Before I left, I thanked him, apologized, and told him that I will bring cash the next time. I’m still polite.
At the Mermaid Parade, I met up with Sarah and a few of her friends she knows from Flickr, all of them amazing photographers. They had come to the event to get some cool shots. I’m not much of a photographer, but I felt competitive, and tried to impress Sarah with my photos. As she ran around with her cool camera, I tried to find shots that interested me. Surprising, most of them ended up being shots of women’s asses.
I came across some girls who were hardly wearing anything at all. I tried to grab a photo of them surreptitiously, but I ended up chopping their heads off in the frame.
“What would Sophia do?”
I called out to them, like I was a paparazzi photographing Paris Hilton in Hollywood.”
“Hey, ladies!” I cried out. “You look gorgeous. Can I take a photo of you? I love your smiles!”
It worked. I mean, I’ve done this before a million times with YOU on your blogs and Twitter, but NEVER in real life!”
Women DO respond to flattery in real life TOO!
On the way home from Brooklyn, I took the bus. It was crowded, so I had to stand with several other passengers. All of the seats were filled, except for one open window seat. It was part of a two seater. The outer seat was occupied by a tough-looking guy, a bald black man wearing intimidating Wesley Snipes sunglasses. He was sitting with his legs wide open, sending out the non-verbal message that “this seat next to me is NOT available.”
No one dared make a move.
For two bus stops, I thought about the rudeness of this dude. And why was everyone so scared of him? Even if this guy was someone who would kill you in the alleyway, the chances are slim that he is going to shoot you, during daylight, in the middle of a crowded city bus?
“What would Sophia do?”
Remember, Sophia is a Republican. Republicans always get a bad rap for being “racist” and “anti-minority.” Actually, I’ve never met anyone who treats everyone as equally as Sophia does. She doesn’t resort to stereotypes. She does not get pushed around by the wealthy in Beverly Hills or the aggressive-looking black guy on the city bus.

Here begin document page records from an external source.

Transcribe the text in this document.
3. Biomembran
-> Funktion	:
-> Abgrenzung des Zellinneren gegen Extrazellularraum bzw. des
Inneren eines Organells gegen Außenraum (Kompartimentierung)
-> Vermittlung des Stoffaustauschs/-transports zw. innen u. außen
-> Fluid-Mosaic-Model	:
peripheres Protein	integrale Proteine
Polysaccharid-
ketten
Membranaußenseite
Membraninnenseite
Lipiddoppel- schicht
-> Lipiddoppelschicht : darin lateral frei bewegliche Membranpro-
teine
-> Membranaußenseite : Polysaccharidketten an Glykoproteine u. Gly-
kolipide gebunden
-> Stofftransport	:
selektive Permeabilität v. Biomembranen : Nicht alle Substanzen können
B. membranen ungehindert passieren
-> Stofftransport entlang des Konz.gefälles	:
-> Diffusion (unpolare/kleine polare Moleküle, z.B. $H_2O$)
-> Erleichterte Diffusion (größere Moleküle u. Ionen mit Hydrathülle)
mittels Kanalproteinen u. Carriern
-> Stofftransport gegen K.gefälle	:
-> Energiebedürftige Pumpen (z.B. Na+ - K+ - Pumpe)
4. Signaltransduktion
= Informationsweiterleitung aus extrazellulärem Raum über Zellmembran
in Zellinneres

There is no way Sophia would let this asshole get away with taking up two seats.
I adjusted my crotch, and John Wayned over to him. I could feel the eyes of the other passengers burning a hole in the back of my shirt. I think they were trying to figure out their next move. Should they stop me? Should they pull the emergency cord? Should they jump out the window, women and children first?
“Excuse me, sir,” I said to him, trying to disarm him with kindness. “Can I get in there?”
“Oh yeah,” he said in a deep voice, sliding his legs over to allow me in. “Sorry about that.”
After I sat down, I also had to open my legs a little wider, since I could feel my balls growing.